Keywords

1 Introduction

A significant body of research has documented age-related decline in cognitive and motor abilities among adults over 60 [1,2,3,4,5,6,7]. These declines manifest themselves in a variety of ways. Slower reaction time for older adults has been documented for a number of tasks, for example: naming items [8], wayfinding [9], and simple and complex auditory tasks [10].

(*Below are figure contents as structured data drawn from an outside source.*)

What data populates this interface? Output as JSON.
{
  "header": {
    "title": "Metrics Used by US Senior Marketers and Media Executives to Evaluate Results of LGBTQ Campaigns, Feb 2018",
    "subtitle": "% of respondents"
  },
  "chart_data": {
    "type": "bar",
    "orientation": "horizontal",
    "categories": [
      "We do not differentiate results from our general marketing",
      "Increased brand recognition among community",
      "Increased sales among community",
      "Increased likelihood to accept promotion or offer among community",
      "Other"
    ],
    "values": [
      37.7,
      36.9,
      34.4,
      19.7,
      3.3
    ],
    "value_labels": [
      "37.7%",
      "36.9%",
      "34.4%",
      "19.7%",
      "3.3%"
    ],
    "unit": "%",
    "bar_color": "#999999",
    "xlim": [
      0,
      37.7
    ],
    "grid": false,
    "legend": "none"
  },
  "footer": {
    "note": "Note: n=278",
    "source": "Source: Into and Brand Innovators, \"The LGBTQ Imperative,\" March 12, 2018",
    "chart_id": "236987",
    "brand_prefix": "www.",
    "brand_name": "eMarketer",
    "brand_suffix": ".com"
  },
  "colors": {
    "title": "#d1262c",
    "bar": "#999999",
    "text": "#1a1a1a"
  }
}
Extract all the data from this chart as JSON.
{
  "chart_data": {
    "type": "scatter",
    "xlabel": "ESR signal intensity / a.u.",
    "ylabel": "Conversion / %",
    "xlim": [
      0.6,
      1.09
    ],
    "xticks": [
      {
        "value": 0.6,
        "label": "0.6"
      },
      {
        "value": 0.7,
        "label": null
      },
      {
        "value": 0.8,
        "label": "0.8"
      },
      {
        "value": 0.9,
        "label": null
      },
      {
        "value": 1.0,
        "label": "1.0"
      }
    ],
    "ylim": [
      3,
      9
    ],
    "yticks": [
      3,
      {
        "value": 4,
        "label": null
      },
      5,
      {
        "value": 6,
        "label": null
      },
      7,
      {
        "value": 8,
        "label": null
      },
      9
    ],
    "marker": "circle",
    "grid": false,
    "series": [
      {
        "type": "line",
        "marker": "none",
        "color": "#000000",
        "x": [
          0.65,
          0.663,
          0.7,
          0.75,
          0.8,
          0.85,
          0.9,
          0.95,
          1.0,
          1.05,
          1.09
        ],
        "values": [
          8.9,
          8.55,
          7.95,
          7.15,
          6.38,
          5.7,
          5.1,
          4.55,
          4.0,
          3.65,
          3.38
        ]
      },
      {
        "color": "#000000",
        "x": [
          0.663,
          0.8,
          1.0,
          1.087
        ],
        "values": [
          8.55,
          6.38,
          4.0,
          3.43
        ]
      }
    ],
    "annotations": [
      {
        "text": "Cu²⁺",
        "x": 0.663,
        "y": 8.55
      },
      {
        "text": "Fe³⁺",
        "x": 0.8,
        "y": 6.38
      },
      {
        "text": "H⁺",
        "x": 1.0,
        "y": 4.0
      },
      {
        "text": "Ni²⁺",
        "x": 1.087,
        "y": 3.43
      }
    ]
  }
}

Age-related differences have also been found in accomplishing tasks with technology devices. Some studies have focused on measuring behavioral differences when using a computer mouse or when touching the screen. Older users took longer to select targets using a PC mouse than younger or middle-aged adults but there was no time difference by age when the task was to touch the target on the PC screen [11]. When using touch on smaller devices, age related differences appear. For example, one study found that older adults took longer to touch targets, and made more selection errors in terms of misses and slip rate (where the person originally hits the target but slips off the target before lifting the finger) compared to younger adults on smaller devices [12]. Other researchers found that while older adults were slower in touch target tasks than younger adults, the gap between the two groups was smaller with iPad touch screens than with a mouse on desktop screens [13]. Similarly, another study found that the computer mouse increased both cognitive- and motor-demands compared to touch pad and touch screen for tasks involving static image selection [14]. Touch screens, especially with large touch buttons, more easily accommodate older adults compared to a mouse or keyboard for input [15]. In addition to reaction time, website research has found differences in eye movement between older and younger adults [16, 17]. These data suggest smaller devices lead to more performance issues for older adults.

In general these findings suggest that devices activated by touch might be easier for older adults to use than desktop or laptop computers, which require an external navigation device such as a mouse or keyboard. These studies also suggest that device size influences performance, with larger touch devices leading to fewer differences between older and younger users. This is especially the case for novice users as research also shows the amount of time spent using and interacting with devices affects older adult performance [14, 18]. The direction of the relationship is as expected with more experience with a device type leading to more positive usability outcomes such as higher accuracy and increased speed accomplishing tasks.

Some studies have focused on improving the usability of smartphones by designing inputs on smartphones for older adults. For touch entry, Murata & Iwase (2005) found 16.5 mm (about .6 in.) button size and gaps between buttons resulted in the fastest reaction time for older users [11]. In order to reduce performance error rates for older users, the optimal amount of spacing between buttons was found to be between 3.17 mm and 12.7 mm (about .12 to .5 in.) [15]. One study warns against using small buttons and placing frequently used buttons on the right side, especially the lower right side, of the screen because of thumb mobility issues in older adults, given the assumption of right-single handed phone operation [19].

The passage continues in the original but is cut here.